Speakman’s comments echo those of others who have queried the Euston decision.

Mark Reynolds, the chief executive of Mace, one of the firms set to build the station, called the decision “absolutely shameful”, while Arcadis chief executive Alan Brookes told Building last year: “I would not start something like that, go as far as you’ve gone and say ‘we’ll leave it at Old Oak Common’. You’ve got to have real access into London.”

>> See also: ‘The design team has gone from 500 to six.’ What HS2 Euston is doing now

The UK accounts for around 3% of Keller’s £2.9bn turnover with more than half its income coming from the US.

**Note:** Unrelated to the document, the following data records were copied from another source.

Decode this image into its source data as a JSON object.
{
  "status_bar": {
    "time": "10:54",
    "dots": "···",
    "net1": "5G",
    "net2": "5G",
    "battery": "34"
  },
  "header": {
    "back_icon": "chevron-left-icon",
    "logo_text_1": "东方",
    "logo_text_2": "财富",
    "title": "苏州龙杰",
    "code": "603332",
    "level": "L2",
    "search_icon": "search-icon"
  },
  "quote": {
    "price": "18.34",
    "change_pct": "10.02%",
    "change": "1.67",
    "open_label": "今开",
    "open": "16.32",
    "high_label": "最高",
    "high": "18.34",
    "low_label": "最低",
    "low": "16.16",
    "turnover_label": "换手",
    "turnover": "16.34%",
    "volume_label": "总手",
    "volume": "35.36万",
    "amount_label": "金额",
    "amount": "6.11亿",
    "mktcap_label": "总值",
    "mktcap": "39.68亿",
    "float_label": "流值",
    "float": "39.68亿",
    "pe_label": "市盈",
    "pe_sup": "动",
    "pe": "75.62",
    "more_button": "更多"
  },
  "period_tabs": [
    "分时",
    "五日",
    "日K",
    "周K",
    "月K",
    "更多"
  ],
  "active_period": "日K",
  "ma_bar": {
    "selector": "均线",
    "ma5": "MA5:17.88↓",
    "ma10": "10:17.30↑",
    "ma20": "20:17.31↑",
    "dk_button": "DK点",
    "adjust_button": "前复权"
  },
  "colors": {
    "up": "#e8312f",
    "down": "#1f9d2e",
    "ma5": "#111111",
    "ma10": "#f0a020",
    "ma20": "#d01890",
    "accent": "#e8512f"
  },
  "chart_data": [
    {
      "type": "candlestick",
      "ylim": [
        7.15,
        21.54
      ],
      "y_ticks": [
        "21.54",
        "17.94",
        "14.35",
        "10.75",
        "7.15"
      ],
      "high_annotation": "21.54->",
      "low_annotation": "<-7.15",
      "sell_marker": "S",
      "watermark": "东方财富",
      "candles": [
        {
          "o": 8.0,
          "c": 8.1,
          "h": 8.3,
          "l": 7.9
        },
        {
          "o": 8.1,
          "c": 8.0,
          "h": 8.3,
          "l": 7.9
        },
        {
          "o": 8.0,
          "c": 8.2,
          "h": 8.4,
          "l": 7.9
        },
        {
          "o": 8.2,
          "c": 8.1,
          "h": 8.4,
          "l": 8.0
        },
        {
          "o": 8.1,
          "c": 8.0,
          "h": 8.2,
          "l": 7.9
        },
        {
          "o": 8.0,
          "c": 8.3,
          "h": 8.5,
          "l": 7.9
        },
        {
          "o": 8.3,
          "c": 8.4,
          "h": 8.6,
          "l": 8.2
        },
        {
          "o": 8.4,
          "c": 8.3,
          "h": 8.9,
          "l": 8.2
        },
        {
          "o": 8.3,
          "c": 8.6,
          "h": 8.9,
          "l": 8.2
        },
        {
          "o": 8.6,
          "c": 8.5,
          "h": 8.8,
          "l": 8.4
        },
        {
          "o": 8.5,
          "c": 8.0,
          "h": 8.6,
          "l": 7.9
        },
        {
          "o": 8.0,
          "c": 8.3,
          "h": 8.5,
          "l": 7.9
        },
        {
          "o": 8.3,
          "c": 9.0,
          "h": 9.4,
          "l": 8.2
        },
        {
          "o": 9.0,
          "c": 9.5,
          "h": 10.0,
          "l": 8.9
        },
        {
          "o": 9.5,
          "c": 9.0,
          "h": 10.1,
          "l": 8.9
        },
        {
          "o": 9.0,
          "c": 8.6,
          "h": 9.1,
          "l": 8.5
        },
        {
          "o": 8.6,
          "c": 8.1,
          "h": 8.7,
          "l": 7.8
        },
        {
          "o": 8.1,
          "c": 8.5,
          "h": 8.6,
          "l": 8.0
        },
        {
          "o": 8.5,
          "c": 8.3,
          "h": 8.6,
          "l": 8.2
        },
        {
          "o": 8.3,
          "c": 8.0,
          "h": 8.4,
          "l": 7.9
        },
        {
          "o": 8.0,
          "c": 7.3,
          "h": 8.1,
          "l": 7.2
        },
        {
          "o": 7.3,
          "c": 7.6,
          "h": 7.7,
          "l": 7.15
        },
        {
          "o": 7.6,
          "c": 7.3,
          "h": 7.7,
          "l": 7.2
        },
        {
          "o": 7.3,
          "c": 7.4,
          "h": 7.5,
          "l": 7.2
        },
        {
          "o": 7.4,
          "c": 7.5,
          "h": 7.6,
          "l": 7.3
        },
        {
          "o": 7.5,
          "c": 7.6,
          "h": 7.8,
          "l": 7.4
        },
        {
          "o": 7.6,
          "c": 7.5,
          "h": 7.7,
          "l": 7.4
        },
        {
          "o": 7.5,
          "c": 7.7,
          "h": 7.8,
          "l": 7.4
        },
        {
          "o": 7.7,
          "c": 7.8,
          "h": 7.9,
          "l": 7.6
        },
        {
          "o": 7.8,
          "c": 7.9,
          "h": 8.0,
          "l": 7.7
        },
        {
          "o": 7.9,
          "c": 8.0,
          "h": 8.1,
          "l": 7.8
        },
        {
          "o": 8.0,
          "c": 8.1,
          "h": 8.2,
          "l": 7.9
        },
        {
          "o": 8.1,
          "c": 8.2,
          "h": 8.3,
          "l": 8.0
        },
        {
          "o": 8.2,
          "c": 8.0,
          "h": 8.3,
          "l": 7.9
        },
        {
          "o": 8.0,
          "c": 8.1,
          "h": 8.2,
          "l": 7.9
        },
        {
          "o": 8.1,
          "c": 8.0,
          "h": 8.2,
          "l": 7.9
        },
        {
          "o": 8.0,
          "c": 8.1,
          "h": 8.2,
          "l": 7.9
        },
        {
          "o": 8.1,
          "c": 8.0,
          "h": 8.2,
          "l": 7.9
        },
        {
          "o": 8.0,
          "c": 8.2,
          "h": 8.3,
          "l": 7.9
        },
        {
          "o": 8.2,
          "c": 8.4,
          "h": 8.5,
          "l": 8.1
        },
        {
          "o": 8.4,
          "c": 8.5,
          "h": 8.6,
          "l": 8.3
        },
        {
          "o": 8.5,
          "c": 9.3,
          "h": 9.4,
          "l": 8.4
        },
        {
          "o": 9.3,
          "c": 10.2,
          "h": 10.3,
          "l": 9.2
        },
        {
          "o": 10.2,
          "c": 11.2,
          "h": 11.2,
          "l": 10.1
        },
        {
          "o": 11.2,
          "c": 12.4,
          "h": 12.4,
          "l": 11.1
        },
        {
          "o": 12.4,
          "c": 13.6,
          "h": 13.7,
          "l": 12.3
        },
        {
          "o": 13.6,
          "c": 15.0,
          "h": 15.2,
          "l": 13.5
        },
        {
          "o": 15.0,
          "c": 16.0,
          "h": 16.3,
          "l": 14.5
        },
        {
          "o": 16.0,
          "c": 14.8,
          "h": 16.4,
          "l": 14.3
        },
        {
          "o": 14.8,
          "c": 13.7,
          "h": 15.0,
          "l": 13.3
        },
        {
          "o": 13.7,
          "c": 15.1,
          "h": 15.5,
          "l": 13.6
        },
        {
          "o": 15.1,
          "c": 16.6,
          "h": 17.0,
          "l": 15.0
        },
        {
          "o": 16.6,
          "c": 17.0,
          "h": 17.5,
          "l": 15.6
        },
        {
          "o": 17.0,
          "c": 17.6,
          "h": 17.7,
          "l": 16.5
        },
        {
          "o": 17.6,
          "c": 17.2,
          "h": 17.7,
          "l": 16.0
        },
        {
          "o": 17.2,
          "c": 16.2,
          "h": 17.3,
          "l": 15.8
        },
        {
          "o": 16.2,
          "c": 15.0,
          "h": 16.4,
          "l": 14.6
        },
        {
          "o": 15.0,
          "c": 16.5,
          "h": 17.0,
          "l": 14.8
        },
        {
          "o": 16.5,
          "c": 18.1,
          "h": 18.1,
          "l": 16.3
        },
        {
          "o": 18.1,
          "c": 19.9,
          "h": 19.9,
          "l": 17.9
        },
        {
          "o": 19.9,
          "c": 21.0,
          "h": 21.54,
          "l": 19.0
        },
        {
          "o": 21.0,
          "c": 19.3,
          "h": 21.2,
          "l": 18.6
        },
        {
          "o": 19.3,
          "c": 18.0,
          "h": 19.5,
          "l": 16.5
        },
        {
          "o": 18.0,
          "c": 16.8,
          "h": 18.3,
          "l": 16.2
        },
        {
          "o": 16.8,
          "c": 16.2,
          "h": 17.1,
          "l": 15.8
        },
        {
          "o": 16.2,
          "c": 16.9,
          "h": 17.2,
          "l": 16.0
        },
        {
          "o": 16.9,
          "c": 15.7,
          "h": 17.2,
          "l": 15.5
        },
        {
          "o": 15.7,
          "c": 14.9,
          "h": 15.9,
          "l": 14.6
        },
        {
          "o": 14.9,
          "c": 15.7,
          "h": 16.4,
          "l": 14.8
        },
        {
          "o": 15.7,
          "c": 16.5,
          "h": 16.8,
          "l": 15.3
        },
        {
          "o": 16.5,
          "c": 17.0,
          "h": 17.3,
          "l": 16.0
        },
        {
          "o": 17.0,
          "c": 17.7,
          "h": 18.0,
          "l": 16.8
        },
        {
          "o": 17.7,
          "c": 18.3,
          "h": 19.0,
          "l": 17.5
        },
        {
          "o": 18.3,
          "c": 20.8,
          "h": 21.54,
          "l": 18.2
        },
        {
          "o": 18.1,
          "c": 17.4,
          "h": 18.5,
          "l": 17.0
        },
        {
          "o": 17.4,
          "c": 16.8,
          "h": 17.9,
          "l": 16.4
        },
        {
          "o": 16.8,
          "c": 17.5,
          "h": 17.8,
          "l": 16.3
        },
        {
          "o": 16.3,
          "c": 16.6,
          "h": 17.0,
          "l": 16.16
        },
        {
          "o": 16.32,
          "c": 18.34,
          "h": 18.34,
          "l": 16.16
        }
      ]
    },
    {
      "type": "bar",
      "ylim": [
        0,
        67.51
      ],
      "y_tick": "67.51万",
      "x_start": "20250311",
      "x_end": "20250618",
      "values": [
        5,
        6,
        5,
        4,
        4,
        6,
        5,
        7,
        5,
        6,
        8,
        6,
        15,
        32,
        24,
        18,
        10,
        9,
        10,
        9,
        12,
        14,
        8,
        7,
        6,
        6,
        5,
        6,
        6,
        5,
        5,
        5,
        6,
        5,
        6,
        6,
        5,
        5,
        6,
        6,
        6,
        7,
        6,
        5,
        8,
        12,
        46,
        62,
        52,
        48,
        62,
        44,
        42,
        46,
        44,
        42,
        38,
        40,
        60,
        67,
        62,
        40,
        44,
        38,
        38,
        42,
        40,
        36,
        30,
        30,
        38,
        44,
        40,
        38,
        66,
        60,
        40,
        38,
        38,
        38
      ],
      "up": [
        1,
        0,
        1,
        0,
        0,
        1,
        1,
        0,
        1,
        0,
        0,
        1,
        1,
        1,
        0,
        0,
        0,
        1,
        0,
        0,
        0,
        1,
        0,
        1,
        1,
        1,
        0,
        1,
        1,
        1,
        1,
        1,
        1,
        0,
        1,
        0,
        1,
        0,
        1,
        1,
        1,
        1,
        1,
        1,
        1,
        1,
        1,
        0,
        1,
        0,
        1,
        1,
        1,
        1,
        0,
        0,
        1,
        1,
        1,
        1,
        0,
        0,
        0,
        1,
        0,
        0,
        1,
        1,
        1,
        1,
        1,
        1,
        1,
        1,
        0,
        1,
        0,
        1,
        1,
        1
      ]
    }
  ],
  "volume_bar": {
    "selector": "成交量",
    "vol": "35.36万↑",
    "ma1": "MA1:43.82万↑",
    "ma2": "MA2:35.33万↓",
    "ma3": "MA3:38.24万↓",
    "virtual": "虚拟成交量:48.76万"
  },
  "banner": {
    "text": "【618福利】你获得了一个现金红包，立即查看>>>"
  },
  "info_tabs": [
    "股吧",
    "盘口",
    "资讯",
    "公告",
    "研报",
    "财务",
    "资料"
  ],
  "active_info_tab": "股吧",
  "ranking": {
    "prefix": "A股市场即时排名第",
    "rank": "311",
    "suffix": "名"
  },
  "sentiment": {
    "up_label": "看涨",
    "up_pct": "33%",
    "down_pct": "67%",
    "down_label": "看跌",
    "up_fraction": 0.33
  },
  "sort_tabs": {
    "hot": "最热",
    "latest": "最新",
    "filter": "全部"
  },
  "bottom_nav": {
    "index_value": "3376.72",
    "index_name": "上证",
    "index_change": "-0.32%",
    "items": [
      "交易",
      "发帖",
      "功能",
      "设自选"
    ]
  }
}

Speakman said he didn’t expect this November’s US election to impact workloads. “The market there is really buoyant and is stronger than anywhere else. They are onshoring some critical industries like chip manufacturing and that will keep going for quite a few years.”

Keller turned in a record set of results last year with revenue up 1% to £2.9bn with pre-tax profit up 123% to £126m. Underlying operating margins were up from 3.7% to 6.1% with the firm set to increase its dividend for 2023 by 20% to 45.2p.